Market Note: The First Employment Report of 2022

Market Note: The First Employment Report of 2022

The U.S. Department of Labor's Bureau of Labor Statistics (BoLS) will release January labor force statistics at 15:30 (GMT+2) today.

Non-farm payrolls, which recorded an increase of 199 thousand in December, below the forecasts of 400 thousand, is expected to grow around 100 thousand in January, which is the lowest level in 12 months.


*Chart-1:  Non-farm payrolls change, ADP private sector employment change, and the number of jobless claims are divided by 10,000 in the chart above. The left axis of the chart shows Non-farm payrolls and ADP data, and the right axis shows the number of jobless claims. 


The employment report is of critical importance in terms of shaping the expectations of 25 to 50 basis points rate hike in the markets for the first interest rate hike, which will be on March according to the US Federal Reserve Chairman Jerome Powell’s comments following the Federal Open Market Committee (FOMC) meeting. The first non-farm payrolls data of the year will determine the expectations on when the Fed will start the balance sheet reduction process.

As a matter of fact, in the National Employment Report, which is accepted as a preliminary indicator, prepared by ADP Research Institute and Moody's Analytics, the decline in private sector employment by 301 thousand in January, despite the projections for an increase of 207 thousand, put a dent in the expectations for non-farm payrolls.

In January, manufacturing purchasing managers index (PMI) decreased by 1.87 percent to 57.6 and non-manufacturing purchasing managers index (PMI) also decreased by 3.5 percent to 59.9. So, taking the January data announced by the Institute for Supply Management (ISM) into account, we consider both PMIs as important intermediate factors.

PMI data indicate that the slowdown in growth observed in January in manufacturing and non-manufacturing (services, construction) activities, which are the locomotive sectors of the US economy, was transferred to the second month. In other words, the slowdown in growth in manufacturing and non-manufacturing activities shows that there is a recovery in the labor market, but it is progressing slowly.


*Chart-2: In the composite chart, manufacturing and non-manufacturing PMI indicators are shown on the left axis, and the difference in points are shown on the right axis.


We believe that the improvements due to the Omicron variant are still effective on the economy. The USA set a new record in the number of daily cases by exceeding 1.4 million. The 7-day average in case numbers left the plateau behind, yet it is still above 350 thousand as of the second half of January.

Although the high number of cases does not create a negative shock compared to the first period of the pandemic, it weakens the expectations on the job vacancies. Also, household spending may feel this pressure.
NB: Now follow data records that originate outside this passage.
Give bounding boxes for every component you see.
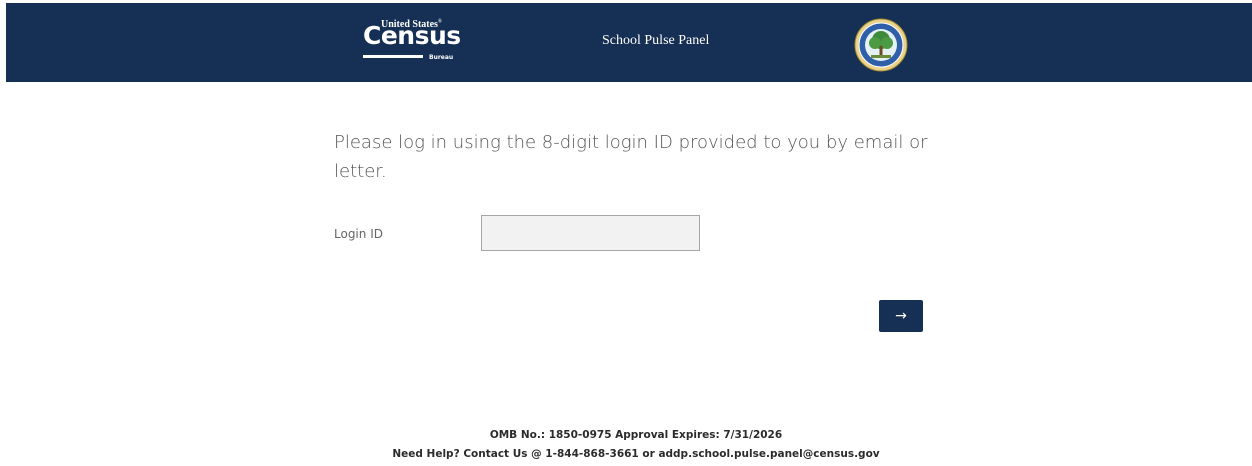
omb-approval-text: OMB No.: 1850-0975 Approval Expires: 7/3… xyxy=(489,429,783,441)
department-of-education-seal-icon xyxy=(854,18,908,72)
census-bureau-logo[interactable]: United States® Census Bureau xyxy=(363,19,463,69)
login-id-label: Login ID xyxy=(334,227,383,241)
page-footer: OMB No.: 1850-0975 Approval Expires: 7/3… xyxy=(0,426,1252,464)
help-contact-text: Need Help? Contact Us @ 1-844-868-3661 o… xyxy=(392,448,880,460)
login-instructions: Please log in using the 8-digit login ID… xyxy=(334,132,928,182)
submit-arrow-button[interactable]: → xyxy=(879,300,923,332)
logo-name: Census xyxy=(363,21,461,50)
login-id-input[interactable] xyxy=(481,215,700,251)
logo-sub-text: Bureau xyxy=(429,54,454,61)
logo-underline xyxy=(363,55,423,58)
login-page: United States® Census Bureau School Puls… xyxy=(0,0,1252,466)
site-header: United States® Census Bureau School Puls… xyxy=(6,3,1252,82)
page-title: School Pulse Panel xyxy=(602,33,710,48)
The results of the survey conducted by the University of Michigan Show that current economic conditions index declined by 2.9 percent to 72.0 points and consumer confidence also contracted by 4.8 percent to 67.2. After the strong recovery in the first half of 2021, indicators entered into a descending path, remarking that the pessimistic outlook continues to below the threshold value of 100.

To sum up, labor market progresses under strict conditions. However, rise in Covid-19 cases in January may affect the markets’ dynamics and lead to a cold slowdown in employment increase. Depending on the high-frequency data, which is close to that of January 2021, we estimate that non-farm payrolls will increase by around 100 thousand and the unemployment rate will converge to 3.8 percent in this period.

If non-farm payrolls are recorded above the forecast, it will confirm that the economy does not need an ultra-loose monetary policy support and expectations for the Fed's interest rate hike in March can be increased to 50 bps.